What is a fair percentage for an investor? ›

Our advice is to stick to the general rule of 20 to 25% of businesses income. If your investor is more interested in cashing in on equity growth, you can offer 15% of the business or more, depending on how much money the investor provides.

How to pay investors in small business? ›

There are several options for repaying investors. They can be repaid on a “straight schedule” (for investors who are providing loans instead of buying equity in your company), they can be paid back based upon their percentage of ownership, or they can be paid back at a “preferred rate” of return.

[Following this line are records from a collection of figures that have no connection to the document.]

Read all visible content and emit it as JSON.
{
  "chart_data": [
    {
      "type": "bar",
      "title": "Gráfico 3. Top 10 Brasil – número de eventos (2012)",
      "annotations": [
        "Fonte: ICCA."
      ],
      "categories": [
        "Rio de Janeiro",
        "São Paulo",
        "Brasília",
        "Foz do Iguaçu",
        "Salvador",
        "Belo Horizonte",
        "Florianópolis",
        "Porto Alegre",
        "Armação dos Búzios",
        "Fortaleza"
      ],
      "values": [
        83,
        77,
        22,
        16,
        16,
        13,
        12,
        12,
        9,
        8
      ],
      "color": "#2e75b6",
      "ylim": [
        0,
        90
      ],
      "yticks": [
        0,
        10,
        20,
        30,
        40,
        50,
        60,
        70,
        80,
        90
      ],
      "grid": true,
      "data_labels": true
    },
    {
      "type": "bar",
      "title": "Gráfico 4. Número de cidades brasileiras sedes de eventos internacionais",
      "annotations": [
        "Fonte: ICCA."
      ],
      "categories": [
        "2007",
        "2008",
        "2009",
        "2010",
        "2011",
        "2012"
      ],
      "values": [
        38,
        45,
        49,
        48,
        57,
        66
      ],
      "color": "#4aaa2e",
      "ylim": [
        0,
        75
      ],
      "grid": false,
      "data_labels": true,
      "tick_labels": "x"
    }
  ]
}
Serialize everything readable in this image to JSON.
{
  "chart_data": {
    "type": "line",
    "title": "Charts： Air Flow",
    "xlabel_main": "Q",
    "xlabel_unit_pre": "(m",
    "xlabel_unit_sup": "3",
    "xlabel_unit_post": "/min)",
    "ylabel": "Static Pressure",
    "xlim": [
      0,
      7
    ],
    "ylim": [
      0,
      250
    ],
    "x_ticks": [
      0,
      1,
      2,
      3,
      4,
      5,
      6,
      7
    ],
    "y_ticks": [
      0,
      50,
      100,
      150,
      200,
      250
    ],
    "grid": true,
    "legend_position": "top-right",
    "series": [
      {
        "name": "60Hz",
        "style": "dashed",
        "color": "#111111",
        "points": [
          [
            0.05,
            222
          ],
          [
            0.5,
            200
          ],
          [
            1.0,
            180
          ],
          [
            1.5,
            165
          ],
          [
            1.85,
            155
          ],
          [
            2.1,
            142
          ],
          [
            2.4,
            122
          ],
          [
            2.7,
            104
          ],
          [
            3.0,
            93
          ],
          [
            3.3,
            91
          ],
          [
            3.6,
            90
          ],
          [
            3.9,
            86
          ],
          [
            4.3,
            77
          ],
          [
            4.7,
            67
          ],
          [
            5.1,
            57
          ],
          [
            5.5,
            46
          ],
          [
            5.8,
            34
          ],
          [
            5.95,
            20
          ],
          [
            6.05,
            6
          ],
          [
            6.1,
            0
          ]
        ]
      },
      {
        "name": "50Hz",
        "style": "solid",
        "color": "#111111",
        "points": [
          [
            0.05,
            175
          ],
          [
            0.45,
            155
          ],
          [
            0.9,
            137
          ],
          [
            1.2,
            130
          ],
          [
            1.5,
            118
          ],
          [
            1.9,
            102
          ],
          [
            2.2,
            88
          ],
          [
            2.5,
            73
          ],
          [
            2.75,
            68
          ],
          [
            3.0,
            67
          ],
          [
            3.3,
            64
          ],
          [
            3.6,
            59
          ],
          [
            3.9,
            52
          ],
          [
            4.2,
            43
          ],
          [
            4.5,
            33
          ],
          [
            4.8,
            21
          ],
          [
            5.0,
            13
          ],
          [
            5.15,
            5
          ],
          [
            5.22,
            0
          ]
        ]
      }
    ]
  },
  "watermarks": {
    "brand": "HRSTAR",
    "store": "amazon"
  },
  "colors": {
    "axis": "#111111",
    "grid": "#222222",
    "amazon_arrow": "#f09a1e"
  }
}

What happens to investors' money if a startup fails? ›

The Impact on the Investors

If the startup fails, they will not only lose their original investment but also any potential returns that they might have earned had the startup been successful. If the venture capitalists are unable to recoup their investment, they will be forced to write off their losses as bad debt.

How do you pay your investors? ›

The most common way to repay investors is through dividends. Dividends are payments made to shareholders out of a company's profits. They can be paid out in cash or in shares of stock, and they're typically paid out on a quarterly basis. Another way to repay investors is through share repurchases.

What should I bring to an investor meeting? ›

It is crucial to have your complete pitch deck consisting of 10 to 20 slides, a condensed business plan, team resumes, and detailed financials that support your presentation. Furthermore, it is essential to ensure that your pitch deck highlights how the investor's funds will be allocated and why they are needed.

How do you present to an investor? ›

How to make a pitch to investors
  1. Deliver your elevator pitch. ...
  2. Tell your story. ...
  3. Show your market research. ...
  4. Introduce and demonstrate your product or service. ...
  5. Explain the revenue and business model. ...
  6. Clarify how you will attract business. ...
  7. Pitch your team. ...
  8. Explain your financial projections.

What kind of return do investors want? ›

Most investors would view an average annual rate of return of 10% or more as a good ROI for long-term investments in the stock market. However, keep in mind that this is an average.